Another project outlined included Assistant Professor of Philosophy, Dan Demetriou, from the University of Minnesota, Morris and his exploration of “civic immortality.” This idea assesses a person’s’ reputation and standing in the historic memory of a culture as well as their influence on people in that culture. Martin Luther King Jr. was used as an example of a figure that has achieved this kind of civic immortality in the American collective consciousness.

Fischer emphasized the seriousness and legitimacy of near-death experience survivors’ stories due to the transformative and deeply profound nature of what the experiences are saying, “The people who’ve had these experiences are incredibly sincere…and you just have to conclude that they are correct in their experiences…but you also have to try to explain them in a way that does not give up on science and naturalism.”

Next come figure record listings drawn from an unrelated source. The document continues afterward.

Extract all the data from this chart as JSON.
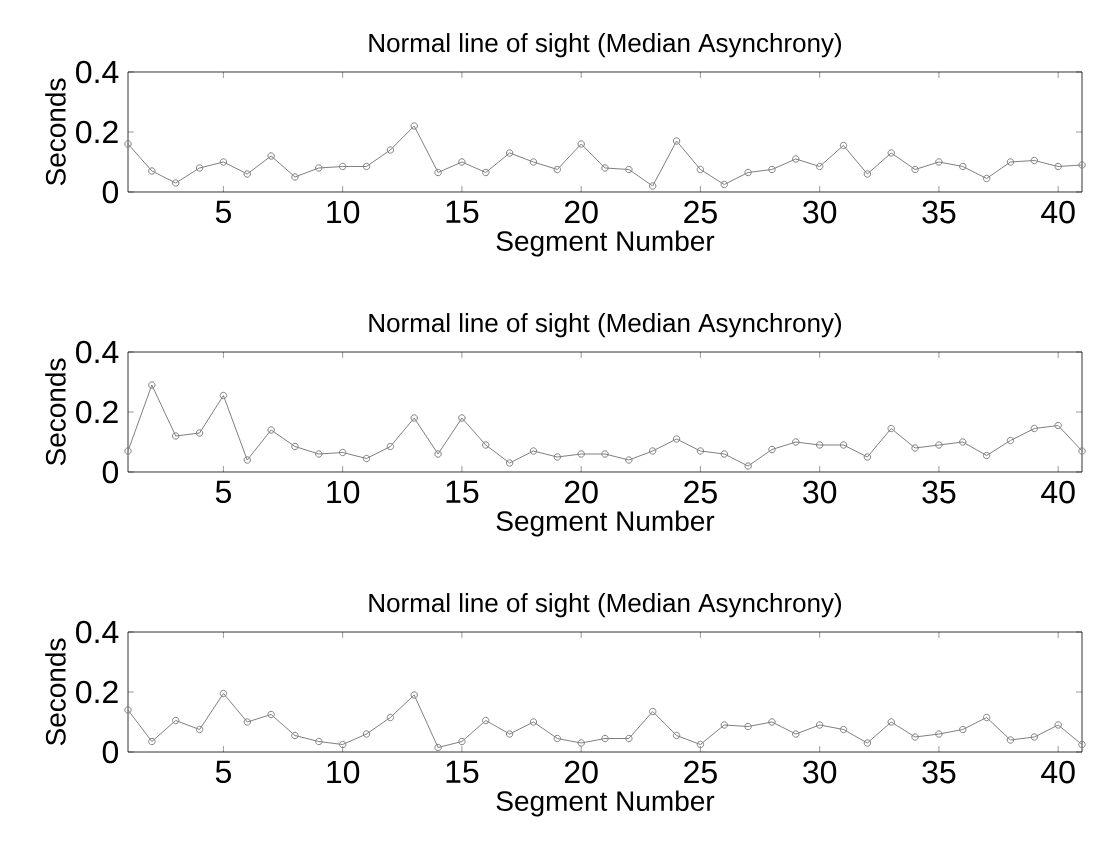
{
  "chart_data": [
    {
      "type": "line",
      "title": "Normal line of sight (Median Asynchrony)",
      "xlabel": "Segment Number",
      "ylabel": "Seconds",
      "color": "#808080",
      "marker": "circle",
      "x": [
        1,
        2,
        3,
        4,
        5,
        6,
        7,
        8,
        9,
        10,
        11,
        12,
        13,
        14,
        15,
        16,
        17,
        18,
        19,
        20,
        21,
        22,
        23,
        24,
        25,
        26,
        27,
        28,
        29,
        30,
        31,
        32,
        33,
        34,
        35,
        36,
        37,
        38,
        39,
        40,
        41
      ],
      "values": [
        0.16,
        0.07,
        0.03,
        0.08,
        0.1,
        0.06,
        0.12,
        0.05,
        0.08,
        0.085,
        0.085,
        0.14,
        0.22,
        0.065,
        0.1,
        0.065,
        0.13,
        0.1,
        0.075,
        0.16,
        0.08,
        0.075,
        0.02,
        0.17,
        0.075,
        0.025,
        0.065,
        0.075,
        0.11,
        0.085,
        0.155,
        0.06,
        0.13,
        0.075,
        0.1,
        0.085,
        0.045,
        0.1,
        0.105,
        0.085,
        0.09
      ],
      "xlim": [
        1,
        41
      ],
      "xticks": [
        5,
        10,
        15,
        20,
        25,
        30,
        35,
        40
      ],
      "ylim": [
        0,
        0.4
      ],
      "yticks": [
        0,
        0.2,
        0.4
      ]
    },
    {
      "type": "line",
      "title": "Normal line of sight (Median Asynchrony)",
      "xlabel": "Segment Number",
      "ylabel": "Seconds",
      "color": "#808080",
      "marker": "circle",
      "x": [
        1,
        2,
        3,
        4,
        5,
        6,
        7,
        8,
        9,
        10,
        11,
        12,
        13,
        14,
        15,
        16,
        17,
        18,
        19,
        20,
        21,
        22,
        23,
        24,
        25,
        26,
        27,
        28,
        29,
        30,
        31,
        32,
        33,
        34,
        35,
        36,
        37,
        38,
        39,
        40,
        41
      ],
      "values": [
        0.07,
        0.29,
        0.12,
        0.13,
        0.255,
        0.04,
        0.14,
        0.085,
        0.06,
        0.065,
        0.045,
        0.085,
        0.18,
        0.06,
        0.18,
        0.09,
        0.03,
        0.07,
        0.05,
        0.06,
        0.06,
        0.04,
        0.07,
        0.11,
        0.07,
        0.06,
        0.02,
        0.075,
        0.1,
        0.09,
        0.09,
        0.05,
        0.145,
        0.08,
        0.09,
        0.1,
        0.055,
        0.105,
        0.145,
        0.155,
        0.07
      ],
      "xlim": [
        1,
        41
      ],
      "xticks": [
        5,
        10,
        15,
        20,
        25,
        30,
        35,
        40
      ],
      "ylim": [
        0,
        0.4
      ],
      "yticks": [
        0,
        0.2,
        0.4
      ]
    },
    {
      "type": "line",
      "title": "Normal line of sight (Median Asynchrony)",
      "xlabel": "Segment Number",
      "ylabel": "Seconds",
      "color": "#808080",
      "marker": "circle",
      "x": [
        1,
        2,
        3,
        4,
        5,
        6,
        7,
        8,
        9,
        10,
        11,
        12,
        13,
        14,
        15,
        16,
        17,
        18,
        19,
        20,
        21,
        22,
        23,
        24,
        25,
        26,
        27,
        28,
        29,
        30,
        31,
        32,
        33,
        34,
        35,
        36,
        37,
        38,
        39,
        40,
        41
      ],
      "values": [
        0.14,
        0.035,
        0.105,
        0.075,
        0.195,
        0.1,
        0.125,
        0.055,
        0.035,
        0.025,
        0.06,
        0.115,
        0.19,
        0.015,
        0.035,
        0.105,
        0.06,
        0.1,
        0.045,
        0.03,
        0.045,
        0.045,
        0.135,
        0.055,
        0.025,
        0.09,
        0.085,
        0.1,
        0.06,
        0.09,
        0.075,
        0.03,
        0.1,
        0.05,
        0.06,
        0.075,
        0.115,
        0.04,
        0.05,
        0.09,
        0.025
      ],
      "xlim": [
        1,
        41
      ],
      "xticks": [
        5,
        10,
        15,
        20,
        25,
        30,
        35,
        40
      ],
      "ylim": [
        0,
        0.4
      ],
      "yticks": [
        0,
        0.2,
        0.4
      ]
    }
  ]
}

After the presentation, audience members were allowed to ask the researchers questions in an open forum. One audience member asked the question of whether or not people would change their beliefs if the sensation of a near-death experience was duplicated in a lab as astronauts, fighter pilots and people who have taken lysergic acid diethylamide (LSD) to convey the internal feelings of experiencing near death experiences as a result of physical factors.

Fischer answered “Maybe. People really cling to their beliefs and I think one of the ideas is, as human beings we are afraid of death and… people cling tenaciously to supernatural interpretations partly because it’s a way of comforting one’s self in the face of death.”